AKP’nin kurucu isimlerinden ve ilk Dışişleri Bakanı emekli diplomat Yaşar Yakış, “ABD ve Rusya, Suriyeli Kürtler meselesinde anlaşmaya varabilir mi?” başlıklı bir makale kaleme alarak ABD ve Rusya’nin Kürt devletinde anlaşabileceğini dile getirdi.

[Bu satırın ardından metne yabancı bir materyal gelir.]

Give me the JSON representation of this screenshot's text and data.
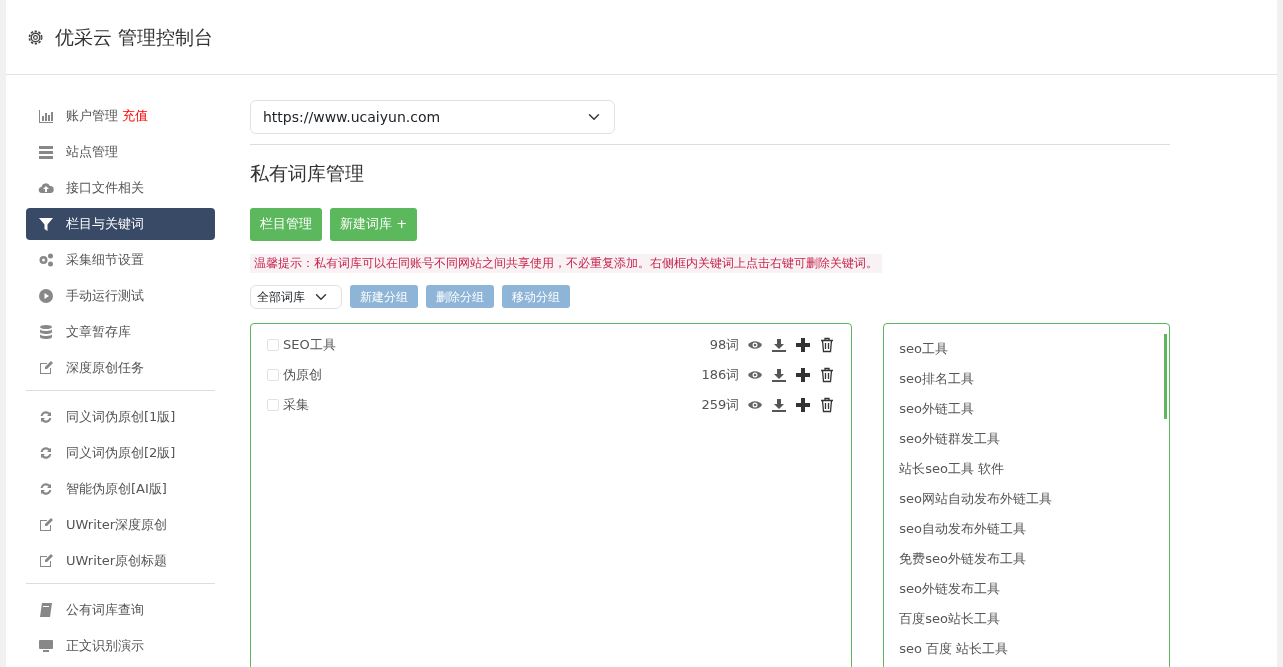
{
  "header": {
    "title": "优采云 管理控制台"
  },
  "sidebar": {
    "groups": [
      [
        {
          "label": "账户管理",
          "tag": "充值",
          "selected": false
        },
        {
          "label": "站点管理",
          "selected": false
        },
        {
          "label": "接口文件相关",
          "selected": false
        },
        {
          "label": "栏目与关键词",
          "selected": true
        },
        {
          "label": "采集细节设置",
          "selected": false
        },
        {
          "label": "手动运行测试",
          "selected": false
        },
        {
          "label": "文章暂存库",
          "selected": false
        },
        {
          "label": "深度原创任务",
          "selected": false
        }
      ],
      [
        {
          "label": "同义词伪原创[1版]",
          "selected": false
        },
        {
          "label": "同义词伪原创[2版]",
          "selected": false
        },
        {
          "label": "智能伪原创[AI版]",
          "selected": false
        },
        {
          "label": "UWriter深度原创",
          "selected": false
        },
        {
          "label": "UWriter原创标题",
          "selected": false
        }
      ],
      [
        {
          "label": "公有词库查询",
          "selected": false
        },
        {
          "label": "正文识别演示",
          "selected": false
        }
      ]
    ]
  },
  "site_select": {
    "value": "https://www.ucaiyun.com"
  },
  "heading": "私有词库管理",
  "actions": [
    "栏目管理",
    "新建词库 +"
  ],
  "notice": "温馨提示：私有词库可以在同账号不同网站之间共享使用，不必重复添加。右侧框内关键词上点击右键可删除关键词。",
  "toolbar": {
    "filter": "全部词库",
    "buttons": [
      {
        "label": "新建分组",
        "disabled": true
      },
      {
        "label": "删除分组",
        "disabled": true
      },
      {
        "label": "移动分组",
        "disabled": true
      }
    ]
  },
  "libraries": [
    {
      "name": "SEO工具",
      "count": "98词",
      "checked": false
    },
    {
      "name": "伪原创",
      "count": "186词",
      "checked": false
    },
    {
      "name": "采集",
      "count": "259词",
      "checked": false
    }
  ],
  "keywords": [
    "seo工具",
    "seo排名工具",
    "seo外链工具",
    "seo外链群发工具",
    "站长seo工具 软件",
    "seo网站自动发布外链工具",
    "seo自动发布外链工具",
    "免费seo外链发布工具",
    "seo外链发布工具",
    "百度seo站长工具",
    "seo 百度 站长工具"
  ]
}
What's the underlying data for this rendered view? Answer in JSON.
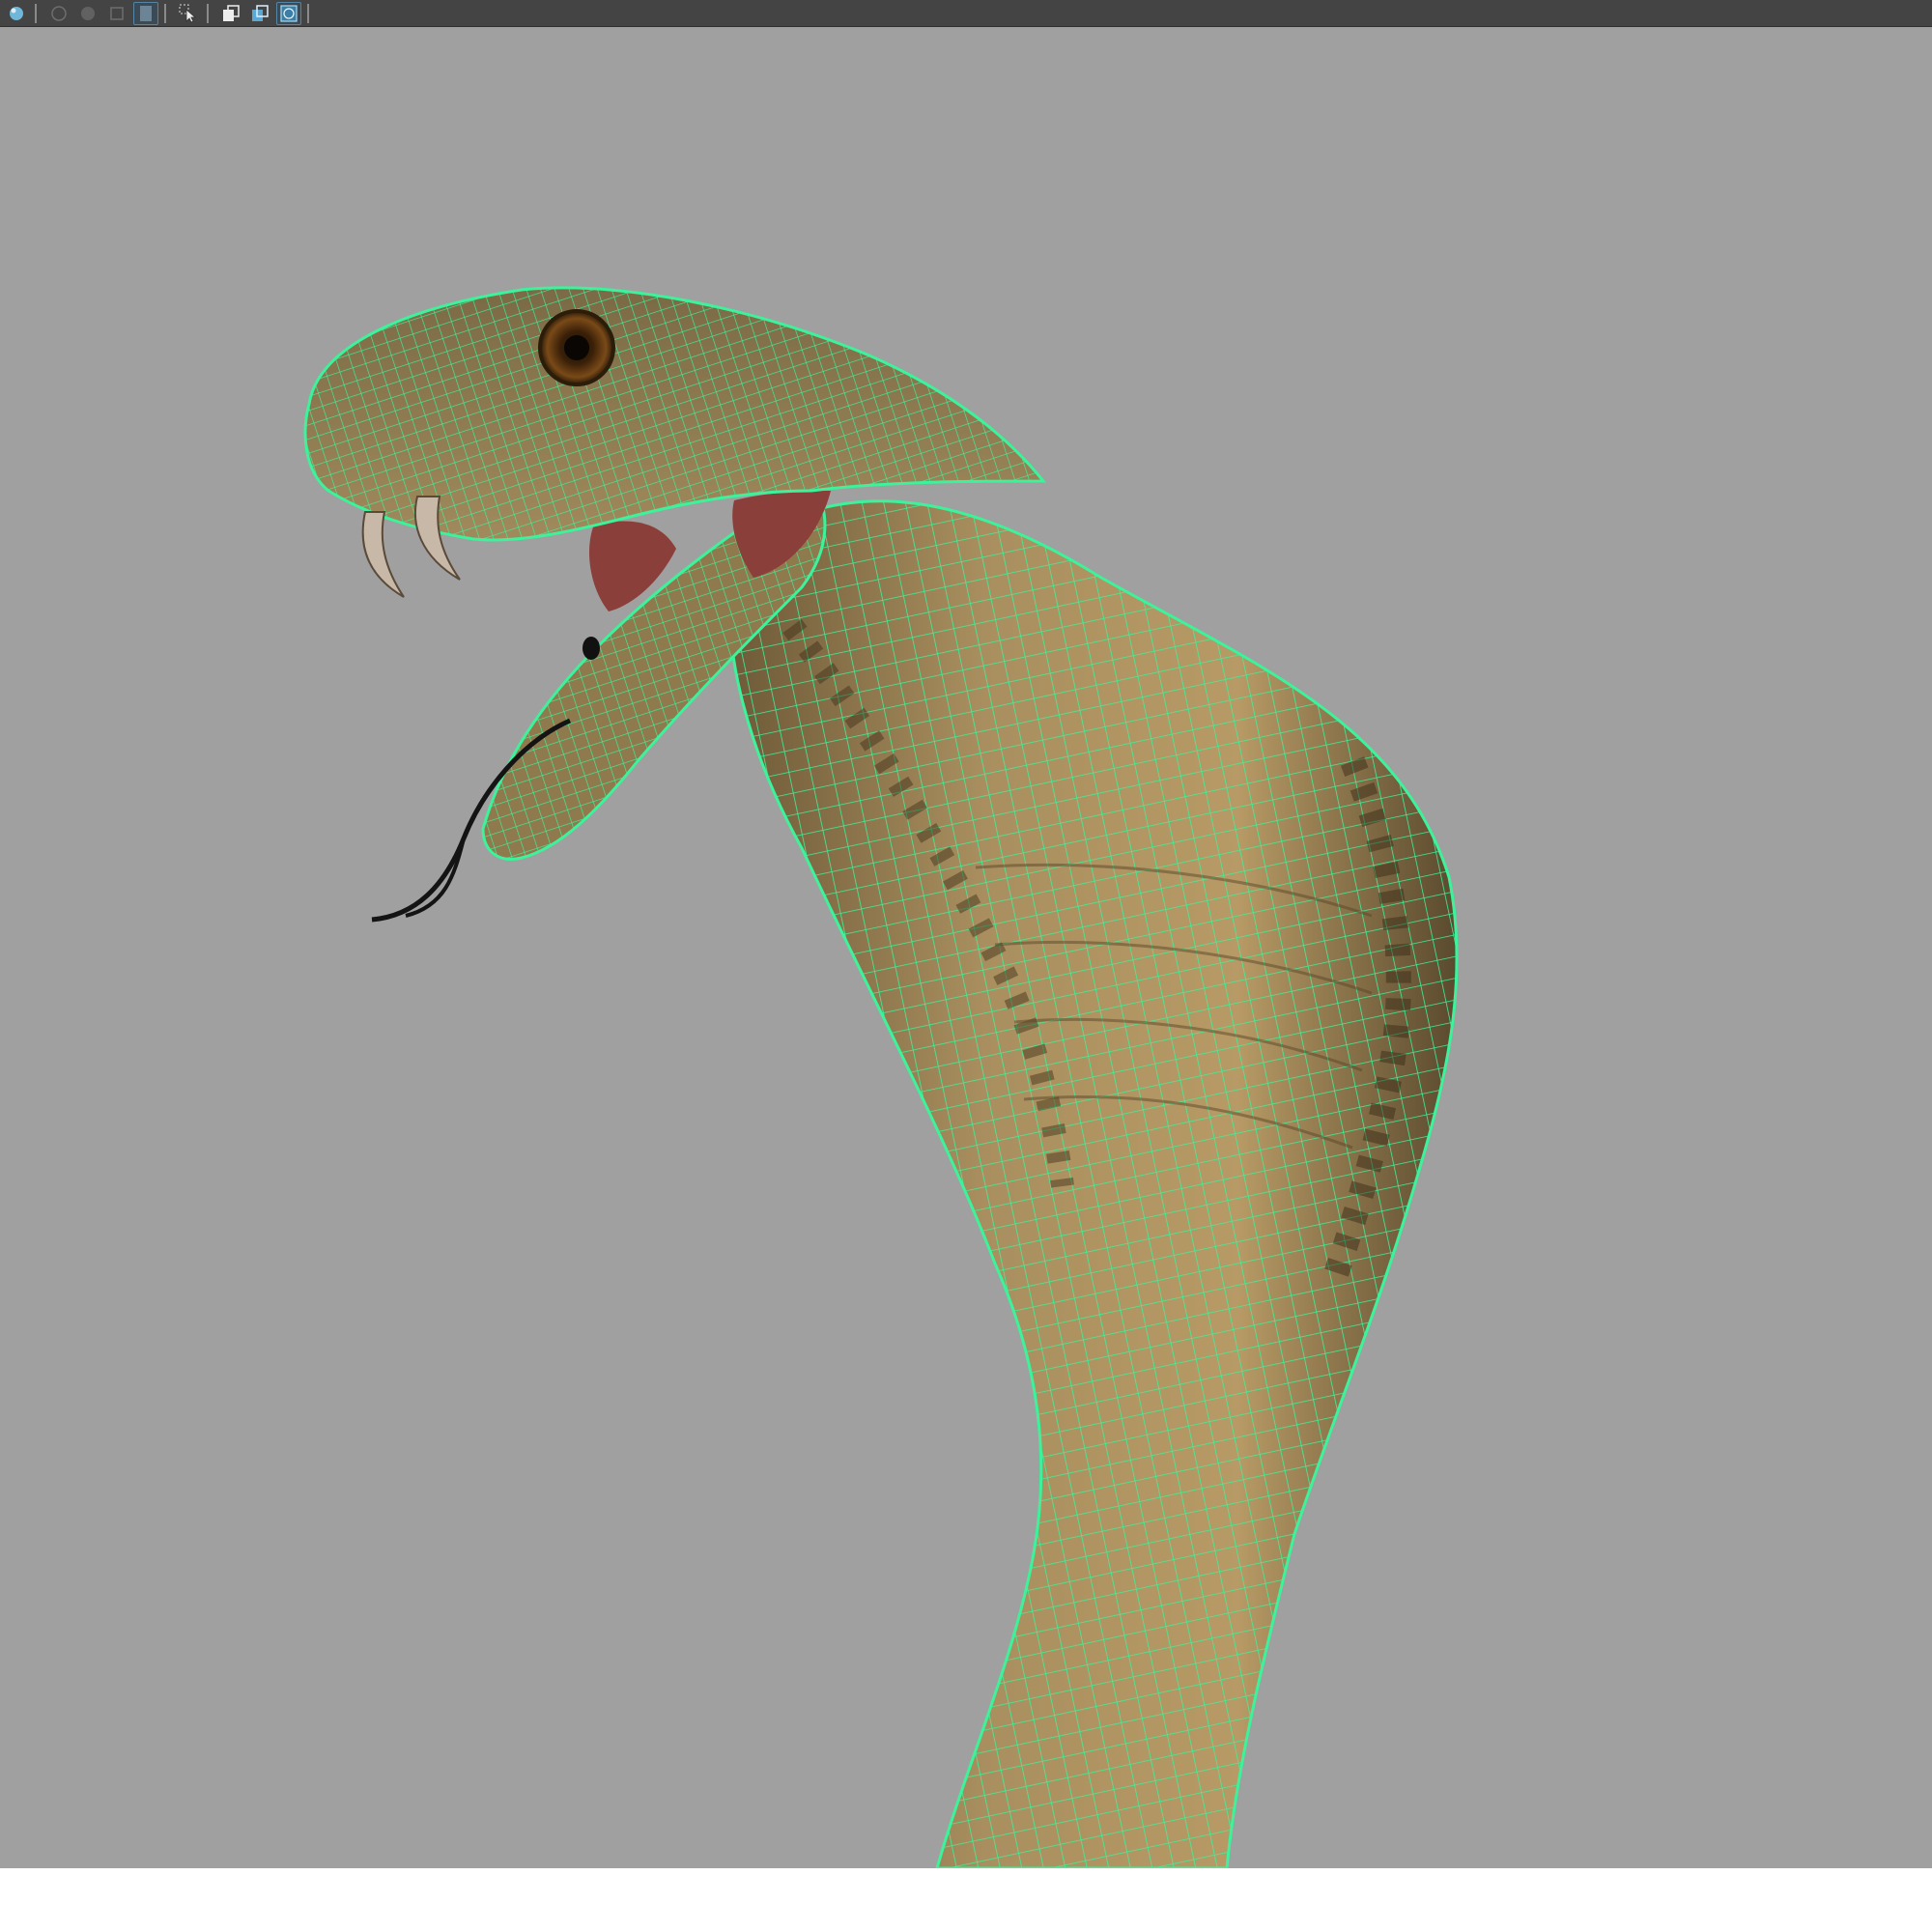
{
  "toolbar": {
    "buttons": [
      {
        "icon": "sphere-shaded-icon",
        "state": "enabled"
      },
      {
        "icon": "wireframe-sphere-icon",
        "state": "disabled"
      },
      {
        "icon": "smooth-shade-icon",
        "state": "disabled"
      },
      {
        "icon": "bounding-box-icon",
        "state": "disabled"
      },
      {
        "icon": "flat-shade-icon",
        "state": "active"
      },
      {
        "icon": "select-cursor-icon",
        "state": "enabled"
      },
      {
        "icon": "isolate-select-icon",
        "state": "enabled"
      },
      {
        "icon": "xray-icon",
        "state": "enabled"
      },
      {
        "icon": "wireframe-on-shaded-icon",
        "state": "active"
      }
    ]
  },
  "viewport": {
    "background_color": "#a0a0a0",
    "wireframe_color": "#3cf29a",
    "model": "cobra-wireframe-on-shaded"
  }
}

Yakış’ın Ahval’de yayınlanan yazısında şu ifadeler yer aldı: “ABD Dışişleri Bakanlığı 13 Ocak’ta, Suriye’de ABD tarafından 30 bin personellik bir Sınır Muhafız Gücü’nün oluşturulacağını açıkladı. Bu savaşçıların yarısı Suriye Demokratik Güçleri’ndeki (SDG) deneyimli savaşçılardan oluşacak, muharip grup ABD tarafından donatılıp eğitilecek. Muhafız Gücü kuzeydeki Türkiye-Suriye sınırı, doğudaki Suriye-Irak sınırı ve Fırat Nehri boyunca yayılacak. Bu alan zaten, Kürt savaşçılar tarafından kontrol altında tutulan SDG’nin kontrolünde. Bu alanın başka bir önemli özelliği ise Suriye’nin neredeyse tüm petrol, gaz ve su kaynaklarını bulunduruyor olması. Bu hareket, Suriye sınırlarında Kürtlerin yönettiği bir bölge oluşturmanın ilk adımı olabilir.
ABD başka bir ülkede izin almadan ordu kuruyor
Ama bu harekette birden fazla anomali var: İlki, ABD’nin başka bir ülkenin sınırları içinde o ülkenin onayını almadan bir ordu kuruyor. Bu uluslar arası hukuk açısından meşrû görülemez. Başka vak’alar için emsal oluşturabilir bu da ileride ABD’nin çıkarlarına ters düşebilir. İkincisi, bu hareket IŞİD karşıtı koalisyonun bir inisiyatifi olarak sunuldu. Karar tabiî olarak oybirliği ya da en azından uzlaşı gerektiriyor. Böylesi bir uzlaşıya varıldığında dair hiçbir emare yok. İlk olarak IŞİD’e karşı savaşta önemli rol oynayan Türkiye buna kesinlikle karşı. Suriye krizinde başka bir önemli aktör olan IŞİD karşıtı koalisyonun üyesi olmayan İran da bu hareketin yangına körükle gitmek olacağını deklare etti.
Türkiye için büyük bir hayal kırıklığı
Cenevre görüşmelerinde Suriyeli muhaliflerin müzakerecisi olan Nasr Hariri şunu söyledi: “Büyük, ayrı bir Kürt gücü bölgede yeni bir siyasi mücadelenin kapısını aralayabilir.” Üçüncüsü, kararda tanımlanan bölgede Kürtler bir azınlık grubu oluşturuyor. Bu nedenle bu girişim gelecekteki şiddet olaylarının sebebi olabilir. Rusya, kesin surette, ilk günden beri bu oluşuma karşı. Yine de, eğer ABD’nin nihai amacı bu girişimi, Suriye Başkanı Beşar Esad’ın görevden el çekmesi için pazarlık kozu olarak kullanmak ve müstakbel Kürt Devleti için uygun bir ortam yaratmaksa, Rusya ile bir orta yol bulabilir.
ABD belki bir taşla iki kuş vurarak bölgede İsrail için dost bir ülke yaratabilir ve büyük Kürt azınlıklara sahip ülkeleri ufaltarak ABD için daha kullanışlı hale getirebilir. ABD’nin Türkiye içinde bir Kürdistan kurma planı olup olmadığı ise bilinmiyor. Eğer varsa, bu durum kesinlikle ittifak ruhuyla uyuşmuyor. (…) Bu parametreler, politik ve askeri gelişmelerin kontroldan çıkmaması durumunda ABD ve Rusya’ya yakınlaşma olasılığı sunuyor. Böylesi bir sonuç iki taraf açısından da Türkiye için büyük bir hayal kırıklığı yaratacaktır.”